Accelerating the pace of engineering and science

# orth

Orthonormal basis for range of symbolic matrix

## Syntax

B = orth(A)
B = orth(A,'real')
B = orth(A,'skipNormalization')
B = orth(A,'real','skipNormalization')

## Description

B = orth(A) computes an orthonormal basis for the range of A.

B = orth(A,'real') computes an orthonormal basis using a real scalar product in the orthogonalization process.

B = orth(A,'skipNormalization') computes a non-normalized orthogonal basis. In this case, the vectors forming the columns of B do not necessarily have length 1.

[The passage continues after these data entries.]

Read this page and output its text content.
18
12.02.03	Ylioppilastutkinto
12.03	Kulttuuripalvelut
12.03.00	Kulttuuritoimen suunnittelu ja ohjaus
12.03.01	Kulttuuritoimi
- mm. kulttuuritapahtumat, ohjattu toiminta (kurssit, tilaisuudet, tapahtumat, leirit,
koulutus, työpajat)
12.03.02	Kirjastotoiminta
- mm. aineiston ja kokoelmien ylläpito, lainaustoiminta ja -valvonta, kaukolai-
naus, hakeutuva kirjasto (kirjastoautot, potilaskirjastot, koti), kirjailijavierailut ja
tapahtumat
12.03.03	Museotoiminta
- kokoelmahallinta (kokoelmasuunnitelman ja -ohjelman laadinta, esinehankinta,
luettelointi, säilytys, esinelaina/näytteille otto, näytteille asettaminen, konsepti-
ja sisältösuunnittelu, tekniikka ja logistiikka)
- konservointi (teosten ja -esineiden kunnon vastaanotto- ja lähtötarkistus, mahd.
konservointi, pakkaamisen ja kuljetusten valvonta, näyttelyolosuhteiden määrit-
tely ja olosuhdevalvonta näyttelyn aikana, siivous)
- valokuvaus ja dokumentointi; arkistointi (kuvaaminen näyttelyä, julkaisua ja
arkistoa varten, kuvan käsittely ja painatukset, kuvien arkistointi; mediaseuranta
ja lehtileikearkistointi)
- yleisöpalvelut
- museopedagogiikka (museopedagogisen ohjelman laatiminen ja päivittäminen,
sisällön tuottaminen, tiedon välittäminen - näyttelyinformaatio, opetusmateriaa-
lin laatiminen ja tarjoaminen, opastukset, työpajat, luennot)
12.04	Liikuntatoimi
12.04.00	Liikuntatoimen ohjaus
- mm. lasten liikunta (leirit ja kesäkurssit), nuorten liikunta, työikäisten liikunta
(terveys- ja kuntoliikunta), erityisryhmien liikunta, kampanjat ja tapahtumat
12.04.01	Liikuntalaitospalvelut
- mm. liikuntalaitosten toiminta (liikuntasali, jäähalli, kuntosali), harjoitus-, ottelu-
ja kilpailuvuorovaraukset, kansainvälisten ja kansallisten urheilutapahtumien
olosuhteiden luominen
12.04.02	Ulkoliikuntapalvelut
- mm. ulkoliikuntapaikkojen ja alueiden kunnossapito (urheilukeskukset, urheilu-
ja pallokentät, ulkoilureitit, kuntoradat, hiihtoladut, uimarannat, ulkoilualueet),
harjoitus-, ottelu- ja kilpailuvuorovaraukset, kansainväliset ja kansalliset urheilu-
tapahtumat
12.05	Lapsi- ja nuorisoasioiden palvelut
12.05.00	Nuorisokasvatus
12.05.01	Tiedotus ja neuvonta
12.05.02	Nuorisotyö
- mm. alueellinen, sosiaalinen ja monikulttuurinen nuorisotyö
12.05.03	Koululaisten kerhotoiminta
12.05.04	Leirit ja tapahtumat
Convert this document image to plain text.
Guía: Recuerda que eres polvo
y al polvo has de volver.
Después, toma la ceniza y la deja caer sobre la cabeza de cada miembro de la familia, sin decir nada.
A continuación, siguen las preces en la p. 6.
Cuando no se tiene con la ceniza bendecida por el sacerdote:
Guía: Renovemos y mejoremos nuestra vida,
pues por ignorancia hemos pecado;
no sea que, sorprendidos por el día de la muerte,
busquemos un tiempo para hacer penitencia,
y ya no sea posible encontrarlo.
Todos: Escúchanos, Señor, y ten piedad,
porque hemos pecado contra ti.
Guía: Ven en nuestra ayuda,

B = orth(A,'real','skipNormalization') computes a non-normalized orthogonal basis using a real scalar product in the orthogonalization process.

## Input Arguments

 A Symbolic matrix. 'real' Flag that prompts orth to avoid using a complex scalar product in the orthogonalization process. 'skipNormalization' Flag that prompts orth to skip normalization and compute an orthogonal basis instead of an orthonormal basis. If you use this flag, lengths of the resulting vectors (the columns of matrix B) are not required to be 1.

## Output Arguments

 B Symbolic matrix.

## Examples

Compute an orthonormal basis of the range of this matrix. Because these numbers are not symbolic objects, you get floating-point results.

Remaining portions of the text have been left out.